Just after Christmas, I had the opportunity to spend several hours in the company of Hugh Chamberlain. Hugh and I go back a long way, to before the days when he won the FIA World Endurance Championship for Group C2 cars with his Spice, through the early nineties, which included a rather sordid evening in the Shark Lounge at Daytona Beach, to his more recent appearances at Le Mans in various ‘consultancy’ roles.

I hope Hugh needs no further introduction here, and I hope that one day his book will appear… it will make fascinating reading. I visited him at his house in rural Hertfordshire, and as it was the first time that I had been, I was first given “the tour”. As we wandered the spacious grounds of the grade II listed cottage, Hugh told me how he bought the place.
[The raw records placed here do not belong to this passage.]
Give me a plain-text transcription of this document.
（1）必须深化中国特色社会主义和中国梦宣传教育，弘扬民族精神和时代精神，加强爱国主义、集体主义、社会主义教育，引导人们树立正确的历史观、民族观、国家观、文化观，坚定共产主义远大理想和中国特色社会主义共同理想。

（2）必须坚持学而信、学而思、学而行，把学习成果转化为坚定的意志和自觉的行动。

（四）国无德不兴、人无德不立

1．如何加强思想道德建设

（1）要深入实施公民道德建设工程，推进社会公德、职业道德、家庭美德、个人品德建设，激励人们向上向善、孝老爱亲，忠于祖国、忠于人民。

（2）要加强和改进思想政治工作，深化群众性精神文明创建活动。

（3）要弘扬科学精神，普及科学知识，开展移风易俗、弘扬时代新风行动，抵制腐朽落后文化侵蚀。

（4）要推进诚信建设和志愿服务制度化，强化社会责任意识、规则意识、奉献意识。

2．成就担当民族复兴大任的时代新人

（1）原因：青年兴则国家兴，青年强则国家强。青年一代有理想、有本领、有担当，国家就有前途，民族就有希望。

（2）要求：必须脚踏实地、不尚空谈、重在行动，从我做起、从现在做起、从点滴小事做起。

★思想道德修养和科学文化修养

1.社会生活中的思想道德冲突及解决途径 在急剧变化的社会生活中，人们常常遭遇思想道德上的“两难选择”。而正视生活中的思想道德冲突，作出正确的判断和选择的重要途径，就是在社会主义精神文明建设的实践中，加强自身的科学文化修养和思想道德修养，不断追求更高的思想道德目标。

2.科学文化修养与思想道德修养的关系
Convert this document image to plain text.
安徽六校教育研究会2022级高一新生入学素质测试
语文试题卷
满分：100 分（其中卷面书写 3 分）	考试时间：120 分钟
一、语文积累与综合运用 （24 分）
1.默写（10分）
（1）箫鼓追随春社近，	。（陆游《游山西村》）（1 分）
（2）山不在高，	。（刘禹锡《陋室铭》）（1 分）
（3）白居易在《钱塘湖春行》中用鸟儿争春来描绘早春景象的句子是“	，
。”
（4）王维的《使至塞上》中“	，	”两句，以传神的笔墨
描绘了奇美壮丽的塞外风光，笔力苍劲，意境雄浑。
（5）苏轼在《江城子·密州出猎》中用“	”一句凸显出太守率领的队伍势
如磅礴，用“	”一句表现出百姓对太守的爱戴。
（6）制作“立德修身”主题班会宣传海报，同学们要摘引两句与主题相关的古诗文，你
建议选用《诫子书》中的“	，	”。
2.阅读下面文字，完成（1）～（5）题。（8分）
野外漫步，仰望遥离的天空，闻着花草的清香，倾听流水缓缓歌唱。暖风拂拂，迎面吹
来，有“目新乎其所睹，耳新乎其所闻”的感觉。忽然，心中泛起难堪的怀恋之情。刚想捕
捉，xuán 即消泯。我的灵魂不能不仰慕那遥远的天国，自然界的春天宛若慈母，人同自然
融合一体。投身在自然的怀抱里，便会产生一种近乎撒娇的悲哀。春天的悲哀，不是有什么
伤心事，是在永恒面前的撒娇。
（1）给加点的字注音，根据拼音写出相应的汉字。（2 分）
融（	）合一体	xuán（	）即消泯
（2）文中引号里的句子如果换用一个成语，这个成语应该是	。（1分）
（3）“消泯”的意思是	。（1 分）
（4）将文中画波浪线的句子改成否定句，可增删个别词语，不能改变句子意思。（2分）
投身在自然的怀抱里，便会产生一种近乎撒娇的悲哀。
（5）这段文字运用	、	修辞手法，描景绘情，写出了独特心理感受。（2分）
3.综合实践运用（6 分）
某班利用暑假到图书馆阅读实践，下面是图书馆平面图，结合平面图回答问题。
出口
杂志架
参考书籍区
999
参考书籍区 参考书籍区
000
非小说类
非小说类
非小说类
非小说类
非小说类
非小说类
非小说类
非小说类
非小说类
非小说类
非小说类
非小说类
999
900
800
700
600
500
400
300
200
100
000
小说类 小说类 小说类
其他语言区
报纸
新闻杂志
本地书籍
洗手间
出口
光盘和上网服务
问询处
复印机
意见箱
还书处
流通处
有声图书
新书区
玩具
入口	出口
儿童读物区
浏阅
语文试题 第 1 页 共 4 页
“It was on a handshake,” he began, and I could feel one of Chamberlain’s stories about to start. “I’d been in the pub all night, and this chap, who I knew quite well, from the pub, was telling me that he wanted to sell, and he particularly wanted to sell it to me. ‘I want you to have it,’ he told me,” Hugh said, pointing his finger and looking me in the eye. “Well, the following morning I had a call from him, telling me that he would be contacting his solicitor later on to get the process started. … it was all news to me! I got on the phone to my solicitor and told him to stall, under no circumstances was he to do anything. After a few weeks, we had managed to agree on a price, and Small (Hugh’s wife) and I have been here ever since.”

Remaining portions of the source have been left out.